Send in the clones!
But first, have them take a DNA test before they get here please. We wouldn’t want to upset the public, cause a media frenzy, start a campaign against all types of cloning including therapeutic cloning which one day may cure diseases, or start another religious debate between scientists and theologians on how we got here in the first place, now would we?
Oops, too late. It already started and, before you know it, the marvels of modern science haven’t created another miracle, instead it has created a modern controversy.
Could it be true? First Dolly the lamb and now Eve, the first human clone? Guess again. It isn’t April Fool’s Day yet, but the hoaxes have already begun and the media can’t get enough of our alien friendly Raelians, the religious sect claiming their scientists have created the first clone. Eve, who in the biblical sense is the mother of us all, now gives her name to a baby girl born to a 31 year-old American and apparently is the identical twin of her mother. Apparently a baby Adam has been born as well.
Brigitte Boisselier, a Raelian bishop and CEO of Clonaid, just announced the birth of another baby clone last week, causing skeptics and pundits alike to get on the cloning ban bandwagon, not to mention make me roll my eyes far back into my head. There isn’t any proof of a clone because the Clonaid folks say the parents of the baby are hesitant to have the tests done.
There isn’t a complete ban on cloning yet because both houses of Congress have not supported the ban. The House passed it but the Senate lacked 60 votes needed to support the ban. There has been widespread criticism on behalf of world leaders, theologians, President Bush and even scientists who have denounced the claims of Clonaid.
Scientists who believe in the future and possibility of therapeutic cloning argue that such a hoax can deter the hard work researchers have been doing in the advancement of medicine. Many fear that legislators and the public do not understand the distinctions between therapeutic and reproductive cloning. Someday, I believe that therapeutic cloning will cure diseases. I may sound naive and it may be a long time before we see a news conference announcing the first disease cured, but I’d like to imagine a future in which the common cold can be cured and cancer and diabetes will become archaic words and won’t be used in everyday language. Instead of imaging a world with flying cars, how abut a future without disease.
Therapeutic cloning would create replacement cells for sick people, cells that their bodies would not reject because they would be genetically identical to their own.
To get the ball rolling, scientists need support, money and they need to be honest about the reality of this type of cloning.

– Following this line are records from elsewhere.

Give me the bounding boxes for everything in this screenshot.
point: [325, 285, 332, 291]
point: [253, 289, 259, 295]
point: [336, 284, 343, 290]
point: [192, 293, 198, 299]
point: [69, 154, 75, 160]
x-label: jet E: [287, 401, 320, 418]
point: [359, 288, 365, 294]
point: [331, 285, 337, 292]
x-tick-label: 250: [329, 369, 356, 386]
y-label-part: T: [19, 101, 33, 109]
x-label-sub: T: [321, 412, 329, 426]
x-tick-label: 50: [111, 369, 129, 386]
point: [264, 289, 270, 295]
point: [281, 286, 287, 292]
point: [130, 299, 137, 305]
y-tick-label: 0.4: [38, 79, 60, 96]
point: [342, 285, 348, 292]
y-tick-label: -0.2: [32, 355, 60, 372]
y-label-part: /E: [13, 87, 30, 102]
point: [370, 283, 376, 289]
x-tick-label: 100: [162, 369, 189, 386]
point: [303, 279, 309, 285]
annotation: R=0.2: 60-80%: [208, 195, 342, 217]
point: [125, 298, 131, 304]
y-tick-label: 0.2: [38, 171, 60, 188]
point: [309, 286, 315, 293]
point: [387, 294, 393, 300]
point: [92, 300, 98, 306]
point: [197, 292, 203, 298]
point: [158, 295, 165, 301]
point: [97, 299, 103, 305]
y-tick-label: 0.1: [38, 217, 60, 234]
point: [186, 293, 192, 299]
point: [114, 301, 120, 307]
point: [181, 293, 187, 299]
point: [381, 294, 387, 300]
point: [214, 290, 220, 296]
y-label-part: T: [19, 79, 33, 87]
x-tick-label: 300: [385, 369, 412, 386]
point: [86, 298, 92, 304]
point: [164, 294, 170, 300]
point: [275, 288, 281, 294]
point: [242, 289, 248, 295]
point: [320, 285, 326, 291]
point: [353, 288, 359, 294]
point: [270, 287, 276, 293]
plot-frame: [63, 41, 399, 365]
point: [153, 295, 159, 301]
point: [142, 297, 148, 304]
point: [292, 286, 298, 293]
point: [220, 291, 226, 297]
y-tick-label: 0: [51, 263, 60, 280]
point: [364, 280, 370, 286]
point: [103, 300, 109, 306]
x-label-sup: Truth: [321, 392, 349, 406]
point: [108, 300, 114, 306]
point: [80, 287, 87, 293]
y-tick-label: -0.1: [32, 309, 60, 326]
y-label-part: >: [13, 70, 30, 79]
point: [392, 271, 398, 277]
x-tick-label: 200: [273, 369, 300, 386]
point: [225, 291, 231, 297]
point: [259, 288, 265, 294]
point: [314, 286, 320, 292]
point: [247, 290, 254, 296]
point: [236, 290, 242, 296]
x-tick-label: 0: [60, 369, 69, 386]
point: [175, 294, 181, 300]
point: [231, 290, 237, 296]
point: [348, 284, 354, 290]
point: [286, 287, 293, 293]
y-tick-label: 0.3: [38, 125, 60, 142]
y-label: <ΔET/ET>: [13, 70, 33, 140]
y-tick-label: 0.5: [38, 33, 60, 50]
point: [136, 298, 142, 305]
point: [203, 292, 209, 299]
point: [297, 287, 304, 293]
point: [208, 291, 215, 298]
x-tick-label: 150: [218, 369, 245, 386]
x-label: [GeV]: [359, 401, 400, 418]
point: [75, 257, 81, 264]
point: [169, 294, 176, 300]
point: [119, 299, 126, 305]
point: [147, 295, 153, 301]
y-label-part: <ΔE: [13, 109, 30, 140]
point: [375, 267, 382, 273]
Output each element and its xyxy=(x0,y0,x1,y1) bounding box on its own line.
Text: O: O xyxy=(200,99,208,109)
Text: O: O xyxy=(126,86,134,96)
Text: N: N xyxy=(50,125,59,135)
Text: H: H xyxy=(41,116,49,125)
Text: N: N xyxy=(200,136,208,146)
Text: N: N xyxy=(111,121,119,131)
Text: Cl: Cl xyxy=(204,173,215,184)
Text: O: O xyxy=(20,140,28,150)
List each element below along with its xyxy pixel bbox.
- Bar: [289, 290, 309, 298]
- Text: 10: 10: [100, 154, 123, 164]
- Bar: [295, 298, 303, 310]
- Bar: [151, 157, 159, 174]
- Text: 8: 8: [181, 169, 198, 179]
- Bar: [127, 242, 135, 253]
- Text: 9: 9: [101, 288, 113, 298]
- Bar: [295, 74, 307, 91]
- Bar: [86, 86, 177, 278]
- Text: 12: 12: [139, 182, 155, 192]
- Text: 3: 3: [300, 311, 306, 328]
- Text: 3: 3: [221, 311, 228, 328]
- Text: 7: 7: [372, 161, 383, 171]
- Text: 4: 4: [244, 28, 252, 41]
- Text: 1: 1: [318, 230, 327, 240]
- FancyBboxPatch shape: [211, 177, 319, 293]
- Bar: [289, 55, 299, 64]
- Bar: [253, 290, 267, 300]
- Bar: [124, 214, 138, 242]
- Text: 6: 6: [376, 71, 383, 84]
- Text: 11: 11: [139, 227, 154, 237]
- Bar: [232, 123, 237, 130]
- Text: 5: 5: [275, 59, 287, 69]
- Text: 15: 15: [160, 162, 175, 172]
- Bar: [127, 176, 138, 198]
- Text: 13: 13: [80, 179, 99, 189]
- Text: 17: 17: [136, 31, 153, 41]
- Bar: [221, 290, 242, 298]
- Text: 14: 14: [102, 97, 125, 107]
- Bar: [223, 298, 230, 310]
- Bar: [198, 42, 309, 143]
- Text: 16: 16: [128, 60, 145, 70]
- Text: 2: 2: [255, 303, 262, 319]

Therefore, scientists and legislators must take courses in communication skills and use them in discussing this debate. Talk is still cheap in Congress.
I won’t advocate the idea of cloning another person by installing memories and a personality in “it” as if “it” were a piece of software and not another human being. I will advocate the use of science being used in the healing process. To believe that the Raelians are God is to truly believe that the chief Rael, Claude Vorilhon, met olive-skinned aliens with almond shaped eyes near a volcano in 1973. Okay, so now you know where I’m going with this.